Polscy producenci kosmetyków będą szukać innych kierunków eksportowych po utracie rynków wschodnich [RAPORT PKO PB]

Obecna sytuacja geopolityczna zmusza producentów kosmetyków do przeorientowania swojej działalności eksportowej i szukania odbiorców na innych rynkach. Które z nich mogą być perspektywiczne dla polskich kosmetyków? Dowiemy się z najnowszego raportu Departamentu Analiz Ekonomicznych PKO BP „Konsekwencje wojny w Ukrainie dla polskiej branży kosmetycznej".

Zawieszenie przez polskich eksporterów działalności w Ukrainie, wstrzymanie wysyłki produktów do Rosji i Białorusi oraz ewentualne problemy z transportem do Kazachstanu znajdą odzwierciedlenie w ograniczeniu przychodów firm. Poniesione koszty związane z produkcją negatywnie odbiją się na ich wyniku finansowym – wynika z najnowszego raportu Departamentu Analiz Ekonomicznych PKO BP.

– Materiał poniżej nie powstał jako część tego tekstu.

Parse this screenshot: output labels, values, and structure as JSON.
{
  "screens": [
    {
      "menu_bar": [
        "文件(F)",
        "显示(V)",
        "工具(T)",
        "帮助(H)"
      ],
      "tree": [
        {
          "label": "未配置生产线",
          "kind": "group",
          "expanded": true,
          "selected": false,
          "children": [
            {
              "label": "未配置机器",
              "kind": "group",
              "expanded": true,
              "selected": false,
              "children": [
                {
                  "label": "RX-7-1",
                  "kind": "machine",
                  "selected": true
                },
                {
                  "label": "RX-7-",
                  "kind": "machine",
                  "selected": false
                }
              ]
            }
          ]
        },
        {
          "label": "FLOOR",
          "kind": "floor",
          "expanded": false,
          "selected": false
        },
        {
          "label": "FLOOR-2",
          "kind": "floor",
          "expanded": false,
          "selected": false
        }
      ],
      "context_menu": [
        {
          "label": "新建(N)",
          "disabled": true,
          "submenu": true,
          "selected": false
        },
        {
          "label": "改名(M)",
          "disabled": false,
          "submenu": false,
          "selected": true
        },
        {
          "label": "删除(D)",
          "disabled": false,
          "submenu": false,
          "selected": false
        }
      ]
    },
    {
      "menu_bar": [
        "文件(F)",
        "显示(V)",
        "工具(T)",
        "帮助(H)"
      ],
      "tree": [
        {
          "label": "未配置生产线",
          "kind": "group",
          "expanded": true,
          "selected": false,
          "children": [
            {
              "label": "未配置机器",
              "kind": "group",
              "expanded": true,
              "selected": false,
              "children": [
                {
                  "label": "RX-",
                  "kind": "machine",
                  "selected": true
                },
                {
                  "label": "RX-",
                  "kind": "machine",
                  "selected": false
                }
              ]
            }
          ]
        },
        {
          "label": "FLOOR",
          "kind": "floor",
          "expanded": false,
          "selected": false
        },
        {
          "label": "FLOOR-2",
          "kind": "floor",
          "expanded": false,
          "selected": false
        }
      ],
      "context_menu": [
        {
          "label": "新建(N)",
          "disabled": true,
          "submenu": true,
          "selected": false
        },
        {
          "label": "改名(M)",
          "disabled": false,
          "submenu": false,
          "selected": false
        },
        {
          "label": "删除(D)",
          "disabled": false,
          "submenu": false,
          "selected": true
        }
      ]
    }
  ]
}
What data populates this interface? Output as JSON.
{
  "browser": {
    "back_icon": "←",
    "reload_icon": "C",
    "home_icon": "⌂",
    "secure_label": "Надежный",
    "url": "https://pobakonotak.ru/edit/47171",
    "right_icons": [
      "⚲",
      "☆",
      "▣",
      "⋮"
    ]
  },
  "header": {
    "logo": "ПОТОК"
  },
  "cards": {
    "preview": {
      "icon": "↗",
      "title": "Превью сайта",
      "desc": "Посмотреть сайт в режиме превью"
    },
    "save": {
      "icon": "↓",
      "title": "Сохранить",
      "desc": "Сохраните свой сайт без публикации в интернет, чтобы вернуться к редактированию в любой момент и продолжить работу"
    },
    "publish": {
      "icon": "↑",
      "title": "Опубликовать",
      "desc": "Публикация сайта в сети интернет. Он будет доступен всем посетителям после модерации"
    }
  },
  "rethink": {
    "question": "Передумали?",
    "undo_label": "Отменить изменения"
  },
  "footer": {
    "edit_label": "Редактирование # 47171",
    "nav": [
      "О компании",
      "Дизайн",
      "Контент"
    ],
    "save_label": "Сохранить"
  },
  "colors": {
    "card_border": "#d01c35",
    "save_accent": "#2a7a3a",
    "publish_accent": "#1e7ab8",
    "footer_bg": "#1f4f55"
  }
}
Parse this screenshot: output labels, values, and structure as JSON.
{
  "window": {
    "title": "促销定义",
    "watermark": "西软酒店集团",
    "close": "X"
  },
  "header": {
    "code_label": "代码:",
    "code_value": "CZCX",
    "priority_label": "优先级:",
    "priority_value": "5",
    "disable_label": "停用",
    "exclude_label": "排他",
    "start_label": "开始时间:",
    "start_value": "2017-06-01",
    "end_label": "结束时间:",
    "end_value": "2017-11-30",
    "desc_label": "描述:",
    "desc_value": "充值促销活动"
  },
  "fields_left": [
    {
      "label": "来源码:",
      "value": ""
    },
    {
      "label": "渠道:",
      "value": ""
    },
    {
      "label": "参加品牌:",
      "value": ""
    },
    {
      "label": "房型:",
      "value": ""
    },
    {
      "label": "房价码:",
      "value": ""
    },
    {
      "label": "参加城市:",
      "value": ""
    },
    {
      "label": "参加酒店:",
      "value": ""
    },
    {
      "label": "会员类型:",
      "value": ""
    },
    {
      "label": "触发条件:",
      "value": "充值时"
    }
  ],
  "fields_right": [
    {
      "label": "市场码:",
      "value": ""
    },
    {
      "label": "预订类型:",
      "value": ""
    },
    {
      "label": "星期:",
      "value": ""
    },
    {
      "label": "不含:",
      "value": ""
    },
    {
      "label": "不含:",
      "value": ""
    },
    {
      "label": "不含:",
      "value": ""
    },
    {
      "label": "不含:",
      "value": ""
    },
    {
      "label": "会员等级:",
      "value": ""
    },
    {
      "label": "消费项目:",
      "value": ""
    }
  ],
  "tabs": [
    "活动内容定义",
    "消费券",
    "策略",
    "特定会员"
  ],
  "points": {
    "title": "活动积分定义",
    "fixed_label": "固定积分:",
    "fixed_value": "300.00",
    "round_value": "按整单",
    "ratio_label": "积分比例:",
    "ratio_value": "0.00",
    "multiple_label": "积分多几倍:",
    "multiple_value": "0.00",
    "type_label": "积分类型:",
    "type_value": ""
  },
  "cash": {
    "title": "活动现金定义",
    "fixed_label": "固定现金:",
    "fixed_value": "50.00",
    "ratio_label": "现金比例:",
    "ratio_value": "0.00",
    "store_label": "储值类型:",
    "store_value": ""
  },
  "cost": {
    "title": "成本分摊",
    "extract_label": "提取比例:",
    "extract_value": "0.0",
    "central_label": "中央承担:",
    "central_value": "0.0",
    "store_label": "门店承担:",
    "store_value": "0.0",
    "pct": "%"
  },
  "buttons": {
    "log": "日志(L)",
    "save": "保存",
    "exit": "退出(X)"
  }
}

Obecna sytuacja geopolityczna będzie skutkować koniecznością przeorientowania działalności eksportowej krajowych producentów i szukaniem odbiorców na innych rynkach. 
Perspektywicznym kierunkiem eksportowym dla polskich kosmetyków jest Azja Południowo Wschodnia, gdzie wraz ze wzrostem populacji i zamożności zwiększa się zapotrzebowanie na kosmetyki i artykuły higieny osobistej. Coraz większą popularnością cieszą się tam produkty naturalne, bazujące na składnikach organicznych, przeznaczone do pielęgnacji skóry i włosów oraz kosmetyki dla dzieci i mężczyzn. Rozwój e-commerce stwarza szanse zaistnienia markom niszowym, wytwarzanym poza wielkimi światowymi korporacjami.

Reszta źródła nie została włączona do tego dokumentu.